I - Da perseguição de Severo
1. E como também Severo suscitou uma perseguição contra as
igrejas, em todas as partes consumaram-se
esplêndidos martírios dos atletas da religião, mas multiplicaram-se
especialmente em Alexandria. Os atletas de Deus foram enviados para lá, como ao
maior estádio, desde o Egito e de toda a Tebaida, e por sua firme paciência em
diversos tormentos e gêneros de morte,
cingiram-se com as coroas preparadas por Deus. Entre eles achava-se também Leônidas, chamado "o pai de
Orígenes"[1],
que foi decapitado, e deixou seu filho ainda muito jovem. Não seria demais
descrever brevemente com que
predileção pela palavra divina viveu o rapaz desde então, já que é muito
abundante o que se conta sobre ele entre o povo.
II - Da educação de Orígenes desde menino
1.
Muitas coisas poderia dizer, na
verdade, quem tentasse colocar por escrito a seu gosto a vida
deste homem, mas dispor ordenadamente o que a ele diz respeito exigiria inclusive uma obra especial[2]. Mesmo assim,
nós resumiremos por enquanto com a brevidade
possível a maior parte e exporemos sobre ele somente algumas coisas, tomando
dos dados de algumas cartas e do relato dos discípulos que sobreviveram até nossos
dias.
2.
Sobre Orígenes, mesmo os fatos de
quando usava fraldas, por assim dizer, parecem-me dignos de menção.
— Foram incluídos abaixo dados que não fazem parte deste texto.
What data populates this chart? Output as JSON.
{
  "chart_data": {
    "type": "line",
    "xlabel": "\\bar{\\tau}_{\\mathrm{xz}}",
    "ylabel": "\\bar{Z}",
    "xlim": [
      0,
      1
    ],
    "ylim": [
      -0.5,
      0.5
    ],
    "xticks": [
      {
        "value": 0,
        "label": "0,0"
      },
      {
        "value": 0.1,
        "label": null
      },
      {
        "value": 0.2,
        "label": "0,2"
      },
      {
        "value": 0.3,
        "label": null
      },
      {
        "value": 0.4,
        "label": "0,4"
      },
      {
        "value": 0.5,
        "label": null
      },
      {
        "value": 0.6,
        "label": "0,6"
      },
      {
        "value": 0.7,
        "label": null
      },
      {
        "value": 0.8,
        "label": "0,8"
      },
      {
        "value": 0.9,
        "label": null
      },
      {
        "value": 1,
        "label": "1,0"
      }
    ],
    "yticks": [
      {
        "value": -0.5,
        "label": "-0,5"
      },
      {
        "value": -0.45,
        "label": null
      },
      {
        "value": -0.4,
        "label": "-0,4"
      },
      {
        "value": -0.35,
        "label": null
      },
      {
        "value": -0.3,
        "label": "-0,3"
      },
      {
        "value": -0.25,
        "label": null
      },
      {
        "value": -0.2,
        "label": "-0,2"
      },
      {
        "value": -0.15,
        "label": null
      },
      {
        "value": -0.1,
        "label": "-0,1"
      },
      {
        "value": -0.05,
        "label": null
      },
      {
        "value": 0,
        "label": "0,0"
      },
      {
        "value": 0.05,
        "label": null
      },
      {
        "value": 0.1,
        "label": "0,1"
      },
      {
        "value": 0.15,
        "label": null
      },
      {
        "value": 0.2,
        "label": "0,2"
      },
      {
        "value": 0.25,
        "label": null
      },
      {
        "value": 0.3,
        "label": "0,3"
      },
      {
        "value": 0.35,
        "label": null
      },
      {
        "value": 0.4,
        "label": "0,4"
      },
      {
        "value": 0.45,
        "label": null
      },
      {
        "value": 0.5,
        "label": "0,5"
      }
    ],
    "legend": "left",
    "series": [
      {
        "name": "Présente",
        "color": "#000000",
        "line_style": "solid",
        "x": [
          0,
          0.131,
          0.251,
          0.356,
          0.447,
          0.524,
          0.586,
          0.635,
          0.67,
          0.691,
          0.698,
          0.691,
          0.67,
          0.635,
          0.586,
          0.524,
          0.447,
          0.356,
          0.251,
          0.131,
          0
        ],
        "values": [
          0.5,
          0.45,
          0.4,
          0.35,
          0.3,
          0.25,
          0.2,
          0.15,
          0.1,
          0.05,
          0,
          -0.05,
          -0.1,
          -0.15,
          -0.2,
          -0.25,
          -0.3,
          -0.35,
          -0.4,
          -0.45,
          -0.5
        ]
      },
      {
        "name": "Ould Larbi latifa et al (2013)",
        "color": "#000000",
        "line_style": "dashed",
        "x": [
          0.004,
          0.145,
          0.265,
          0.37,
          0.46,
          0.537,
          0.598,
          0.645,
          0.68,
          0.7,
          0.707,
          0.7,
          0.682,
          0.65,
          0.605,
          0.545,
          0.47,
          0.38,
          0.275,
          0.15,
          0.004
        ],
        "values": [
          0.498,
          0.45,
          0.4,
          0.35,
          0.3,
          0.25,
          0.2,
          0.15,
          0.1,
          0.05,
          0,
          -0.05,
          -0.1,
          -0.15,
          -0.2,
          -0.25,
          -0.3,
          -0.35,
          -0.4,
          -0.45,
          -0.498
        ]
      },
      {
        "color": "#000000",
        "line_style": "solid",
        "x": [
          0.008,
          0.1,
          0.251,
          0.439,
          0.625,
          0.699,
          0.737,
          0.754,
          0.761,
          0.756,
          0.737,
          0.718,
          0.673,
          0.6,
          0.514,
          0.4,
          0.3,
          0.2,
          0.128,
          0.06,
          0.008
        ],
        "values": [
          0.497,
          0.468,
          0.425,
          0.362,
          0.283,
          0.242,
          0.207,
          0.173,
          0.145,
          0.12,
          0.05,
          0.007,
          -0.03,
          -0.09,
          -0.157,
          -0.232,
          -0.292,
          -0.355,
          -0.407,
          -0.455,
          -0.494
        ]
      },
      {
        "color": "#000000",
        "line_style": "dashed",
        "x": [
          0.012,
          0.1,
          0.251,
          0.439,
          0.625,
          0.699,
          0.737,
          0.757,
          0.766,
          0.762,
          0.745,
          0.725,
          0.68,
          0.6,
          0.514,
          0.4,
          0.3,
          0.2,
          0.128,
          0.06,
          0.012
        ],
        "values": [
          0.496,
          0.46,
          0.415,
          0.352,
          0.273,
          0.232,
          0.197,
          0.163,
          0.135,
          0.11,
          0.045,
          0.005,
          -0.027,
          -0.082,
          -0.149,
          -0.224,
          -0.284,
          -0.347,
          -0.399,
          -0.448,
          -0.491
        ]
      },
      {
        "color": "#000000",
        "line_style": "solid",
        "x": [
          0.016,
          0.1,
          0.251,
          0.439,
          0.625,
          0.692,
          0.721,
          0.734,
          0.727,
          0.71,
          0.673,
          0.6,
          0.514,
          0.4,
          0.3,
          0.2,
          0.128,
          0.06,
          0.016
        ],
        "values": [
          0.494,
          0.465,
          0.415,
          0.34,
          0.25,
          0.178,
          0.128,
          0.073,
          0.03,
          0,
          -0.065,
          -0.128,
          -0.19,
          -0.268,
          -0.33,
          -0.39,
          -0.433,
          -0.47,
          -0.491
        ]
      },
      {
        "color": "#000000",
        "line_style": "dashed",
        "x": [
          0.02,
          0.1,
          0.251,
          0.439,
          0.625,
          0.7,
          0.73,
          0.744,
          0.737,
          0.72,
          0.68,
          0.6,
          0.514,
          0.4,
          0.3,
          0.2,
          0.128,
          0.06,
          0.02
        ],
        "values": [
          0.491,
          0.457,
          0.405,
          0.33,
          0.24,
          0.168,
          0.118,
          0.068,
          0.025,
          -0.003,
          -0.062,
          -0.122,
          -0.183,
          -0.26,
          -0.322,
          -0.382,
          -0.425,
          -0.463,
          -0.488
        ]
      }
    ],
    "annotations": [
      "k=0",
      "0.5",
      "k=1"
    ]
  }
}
Seguia Severo
pelo décimo ano de seu reinado, e Leto
governava Alexandria e o resto do Egito. O episcopado das igrejas dali acabara
de passar a Demétrio, sucedendo a Juliano[3].
3.
Ao acender-se pois, com a maior violência a fogueira da
perseguição e sendo inumeráveis os que se cingiam com a coroa do martírio, tal
foi a paixão do martírio que se apoderou da
alma de Orígenes, ainda um menino, que ardia para lançar-se de encontro
aos perigos e pular e jogar-se à luta.
4. Muito pouco faltou, na verdade, para que a morte se aproximasse, não fosse
pela
divina e celestial providência que, em proveito da grande maioria e por meio de
sua mãe, se interpôs como obstáculo ao seu zelo.
5.
Ela primeiramente rogou-lhe com
palavras, exortando-o a ter consideração por suas disposições
maternais para com ele, mas quando o viu terrivelmente excitado, todo ele preso pelo desejo do martírio ao saber que seu pai
tinha sido preso e encarcerado, escondeu todas suas roupas e assim obrigou-o a permanecer em
casa.
6.
Mas ele, não podendo fazer outra
coisa e sendo-lhe impossível dar sossego a um zelo que excedia
sua idade, enviou a seu pai uma carta muito estimulante sobre o martírio, na qual o animava dizendo textualmente: "Cuida-te,
não aconteça
que por nossa causa mudes de parecer." Fique isto consignado por escrito
como primeiro indício da agudeza de pensamento do menino Orígenes e de sua
nobilíssima disposição para a religião.
7.
E efetivamente, tendo-se exercitado
já desde pequeno nas divinas Escrituras, tinha já lançados
não pequenos fundamentos para as doutrinas da fé. Também nestas tinha se ocupado sem medida, pois seu pai, antes do ciclo de
estudos comum a todos, fez com que sua preocupação por elas
não fosse secundária.
8.
Em conseqüência, antes de ocupar-se das disciplinas
helênicas, em toda ocasião o introduzia a
exercitar-se nos estudos sagrados, exigindo-lhe cada dia passagens de
memória e relações escritas.
9. Estes exercícios não desagradavam o menino, antes até, empenhava-se neles com ardor excessivo, ao ponto de que, não se contentando com os sentidos
simples e óbvios das Escrituras Sagradas, já desde então buscava algo mais e investigava visões mais
profundas, de forma que chegava a pôr em apuros seu pai perguntando-lhe o que queria significar o sentido
da Escritura divinamente inspirada.
10. Este aparentava repreendê-lo abertamente, exortando-o a não indagar nada
que excedesse sua idade nem mais adiante do sentido evidente, mas no seu íntimo regozijava-se enormemente e proclamava perante Deus, autor de todo bem, seu maior agradecimento por tê-lo feito digno de ser pai de tal
filho.
11. E conta-se que
muitas vezes, pondo-se junto ao menino que dormia, desnudava-lhe o peito como
se dentro dele habitasse um espírito divino, beijava-o
com referência e se considerava feliz por seu nobre rebento. Estas coisas e outras do mesmo estilo recordam-se sobre
a infância de Orígenes.
12. Quando seu pai
morreu mártir, ele ficou só com sua mãe e seis irmãos menores, quando ainda não contava mais de dezessete anos[4].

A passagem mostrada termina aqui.